Acts 12 opens in a hard place. Herod — not Herod the Great, but his grandson — has decided that persecuting the church is a reliable way to please the crowd. He kills James, the brother of John, with the sword: the first of the twelve apostles to be martyred for the faith. James, who walked with Jesus for three years and watched the miracles up close, had every chance before his death to recant and call it all a sham. He didn't. He died for the truth because everything he witnessed was true.
Then Herod arrests Peter and posts sixteen soldiers to guard one man. It feels like overkill — until you remember Acts 4, when Peter and John were jailed and were out preaching by midnight. Maybe Herod heard that story and said, not on my watch. But God had other plans, and this Sunday's message from Acts 12 pulled three lessons out of Peter's rescue that are easy to miss if you read too fast.
Pray Earnestly, and Pray With Expectation
Before we even read about the miracle, Scripture pauses to tell us that earnest prayer was made for Peter by the church. Not the loftiest prayer. Not the self-righteous, performative prayer Jesus warns against in Matthew 6. Earnest — sincere, real, true, the prayer of a son to a Father.
But there's a second half to this. When Peter shows up at the door after his escape, the servant girl Rhoda is so overjoyed she forgets to open the gate — and the very people who had been praying tell her, "You are out of your mind." They prayed for the miracle and then refused to believe it. The message painted the picture of farmers praying for rain in a drought, and one of them showing up with an umbrella. That's the question worth carrying home: Are you praying with expectation?

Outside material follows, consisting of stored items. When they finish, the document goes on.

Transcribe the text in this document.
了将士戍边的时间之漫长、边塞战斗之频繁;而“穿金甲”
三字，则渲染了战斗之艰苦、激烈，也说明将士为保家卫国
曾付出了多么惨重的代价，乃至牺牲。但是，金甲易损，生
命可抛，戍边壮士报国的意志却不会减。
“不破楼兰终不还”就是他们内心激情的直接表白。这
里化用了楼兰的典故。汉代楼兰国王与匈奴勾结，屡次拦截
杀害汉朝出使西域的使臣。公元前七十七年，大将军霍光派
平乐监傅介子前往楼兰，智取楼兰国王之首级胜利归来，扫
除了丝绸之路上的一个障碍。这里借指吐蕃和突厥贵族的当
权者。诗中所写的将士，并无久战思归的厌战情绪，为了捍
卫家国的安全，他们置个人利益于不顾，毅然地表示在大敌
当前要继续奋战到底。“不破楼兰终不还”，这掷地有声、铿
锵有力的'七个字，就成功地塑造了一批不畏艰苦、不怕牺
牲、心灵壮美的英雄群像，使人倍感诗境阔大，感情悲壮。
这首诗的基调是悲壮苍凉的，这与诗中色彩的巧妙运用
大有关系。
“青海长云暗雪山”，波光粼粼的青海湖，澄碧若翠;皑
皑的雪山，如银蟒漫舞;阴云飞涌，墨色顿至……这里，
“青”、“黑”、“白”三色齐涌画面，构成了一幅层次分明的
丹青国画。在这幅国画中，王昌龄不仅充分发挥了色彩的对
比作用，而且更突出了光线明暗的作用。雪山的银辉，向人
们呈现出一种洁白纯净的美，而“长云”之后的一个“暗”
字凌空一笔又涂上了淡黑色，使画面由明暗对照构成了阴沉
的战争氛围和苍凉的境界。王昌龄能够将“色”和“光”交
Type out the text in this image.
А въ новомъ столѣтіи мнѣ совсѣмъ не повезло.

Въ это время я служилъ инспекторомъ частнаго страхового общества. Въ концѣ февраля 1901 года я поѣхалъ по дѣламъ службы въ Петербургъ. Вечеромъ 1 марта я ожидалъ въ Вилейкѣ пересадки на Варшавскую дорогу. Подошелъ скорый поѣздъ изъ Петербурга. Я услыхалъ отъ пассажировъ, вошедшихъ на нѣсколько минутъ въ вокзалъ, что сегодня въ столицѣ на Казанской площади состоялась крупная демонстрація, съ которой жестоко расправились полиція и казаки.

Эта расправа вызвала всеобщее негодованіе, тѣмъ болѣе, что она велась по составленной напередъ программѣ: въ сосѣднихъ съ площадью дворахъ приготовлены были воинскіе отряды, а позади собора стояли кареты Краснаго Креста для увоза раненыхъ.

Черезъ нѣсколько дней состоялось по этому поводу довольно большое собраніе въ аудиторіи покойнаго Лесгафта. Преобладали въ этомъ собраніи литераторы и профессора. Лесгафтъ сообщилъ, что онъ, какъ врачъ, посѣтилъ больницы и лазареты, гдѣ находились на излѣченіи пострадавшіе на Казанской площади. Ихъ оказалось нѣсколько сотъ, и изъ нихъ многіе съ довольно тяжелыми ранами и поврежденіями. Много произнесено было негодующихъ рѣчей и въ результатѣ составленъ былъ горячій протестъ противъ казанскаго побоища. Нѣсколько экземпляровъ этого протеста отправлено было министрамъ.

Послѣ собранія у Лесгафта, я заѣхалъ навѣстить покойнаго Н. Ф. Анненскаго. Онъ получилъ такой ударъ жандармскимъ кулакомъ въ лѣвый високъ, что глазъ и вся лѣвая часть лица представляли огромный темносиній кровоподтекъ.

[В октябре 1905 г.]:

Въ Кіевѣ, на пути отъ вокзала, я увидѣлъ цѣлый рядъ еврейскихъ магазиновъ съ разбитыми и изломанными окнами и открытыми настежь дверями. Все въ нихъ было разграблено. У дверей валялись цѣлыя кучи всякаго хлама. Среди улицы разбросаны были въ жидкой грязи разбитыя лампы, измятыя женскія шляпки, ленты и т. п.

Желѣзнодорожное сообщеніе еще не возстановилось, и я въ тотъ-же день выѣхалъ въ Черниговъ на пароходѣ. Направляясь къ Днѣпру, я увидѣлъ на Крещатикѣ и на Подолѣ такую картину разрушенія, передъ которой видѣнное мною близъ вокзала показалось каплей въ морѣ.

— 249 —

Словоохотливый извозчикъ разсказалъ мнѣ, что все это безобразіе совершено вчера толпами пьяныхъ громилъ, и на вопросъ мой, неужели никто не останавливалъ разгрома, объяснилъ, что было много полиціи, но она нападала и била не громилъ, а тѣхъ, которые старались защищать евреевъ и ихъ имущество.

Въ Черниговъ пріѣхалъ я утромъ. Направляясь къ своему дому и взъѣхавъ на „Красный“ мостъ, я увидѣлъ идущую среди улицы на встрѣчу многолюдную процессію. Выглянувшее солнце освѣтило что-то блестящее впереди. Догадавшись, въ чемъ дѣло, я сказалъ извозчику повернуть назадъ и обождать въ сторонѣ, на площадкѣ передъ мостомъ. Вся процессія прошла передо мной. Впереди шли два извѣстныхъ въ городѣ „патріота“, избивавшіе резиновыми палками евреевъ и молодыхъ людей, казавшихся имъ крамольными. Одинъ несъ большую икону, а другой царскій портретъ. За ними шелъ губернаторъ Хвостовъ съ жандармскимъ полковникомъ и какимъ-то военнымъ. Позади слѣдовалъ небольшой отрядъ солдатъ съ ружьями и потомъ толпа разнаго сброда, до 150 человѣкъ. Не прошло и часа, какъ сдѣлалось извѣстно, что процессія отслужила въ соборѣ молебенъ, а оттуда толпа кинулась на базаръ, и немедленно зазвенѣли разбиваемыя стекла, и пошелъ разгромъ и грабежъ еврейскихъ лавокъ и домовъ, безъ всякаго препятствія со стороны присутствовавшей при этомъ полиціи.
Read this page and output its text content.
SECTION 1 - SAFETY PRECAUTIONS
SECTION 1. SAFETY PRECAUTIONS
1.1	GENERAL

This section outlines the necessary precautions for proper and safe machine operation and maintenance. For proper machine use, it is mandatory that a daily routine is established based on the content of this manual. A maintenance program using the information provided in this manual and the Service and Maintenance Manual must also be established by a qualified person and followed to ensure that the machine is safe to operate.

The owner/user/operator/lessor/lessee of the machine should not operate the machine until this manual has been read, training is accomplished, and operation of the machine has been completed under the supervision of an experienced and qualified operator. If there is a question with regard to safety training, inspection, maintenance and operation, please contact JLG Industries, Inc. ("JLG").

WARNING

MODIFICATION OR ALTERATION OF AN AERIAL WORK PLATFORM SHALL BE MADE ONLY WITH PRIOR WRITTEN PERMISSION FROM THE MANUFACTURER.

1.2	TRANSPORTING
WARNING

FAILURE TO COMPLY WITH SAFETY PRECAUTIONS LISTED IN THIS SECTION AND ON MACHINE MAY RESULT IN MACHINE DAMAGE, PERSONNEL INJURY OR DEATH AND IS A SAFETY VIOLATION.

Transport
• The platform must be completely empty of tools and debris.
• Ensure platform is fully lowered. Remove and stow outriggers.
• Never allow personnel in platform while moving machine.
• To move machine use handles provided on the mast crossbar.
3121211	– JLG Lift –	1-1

God Empowers, He Doesn't Enable
Here's the detail that preaches. The angel could have done everything — a wave of the hand and Peter is safe, fed, and guarded. But that's not what happens. The angel says: get up, get dressed, put on your sandals, follow me. The chains fall off, but Peter still has to walk.
As the message put it, what Peter is able to do, God is going to have Peter do; what only God can do, God is going to take care of. God does not want to enable you, He wants to empower you. Enabling creates an unhealthy dependency and, ultimately, weak people — and God is not interested in making weak people. A lyric quoted from the Red Clay Strays captured it: "They say faith can move the mountain, but I'm built for the climb." Faith really can move mountains. But why would God move the mountain if He built you for the climb? You'll be stronger for it.
The challenge is that we apply this to everyone but ourselves. The healthy move is to pause and ask: am I being enabled in a way that's making me weaker, and where do I need to step up? It's also worth noting the balance the message struck — faith is not an excuse to abandon wisdom. God gave us a mind to reason with, and faith can become stupidity when we ignore the reason and logic He gave us. Peter didn't stay put and dare the soldiers to find him; he used his head and moved on to another place.
When You Don't See the Whole Picture
Read Acts 12 to the end and a question rises up: why was James put to death while Peter was delivered? The message was refreshingly honest — we don't know. We don't see the whole picture. The old story of the Chinese farmer captures it: horse runs off (tragedy?), returns with two wild horses (blessing?), the son breaks his leg breaking them (tragedy?), and that broken leg keeps him off the war's front lines (blessing?). Again and again: maybe yes, maybe no.
We have the promise of heaven, but we don't yet fully know heaven — and there are things you can have all the head knowledge in the world about and still not truly understand until you've experienced them. The good news isn't that we get every answer. It's that we worship a God who does see the whole picture, and He says, in effect: "I'm not giving you all the answers, but I am gonna give you enough to know that I am worthy." An all-powerful God who loves us and calls Himself our Father — what else do we really need? Trust in that.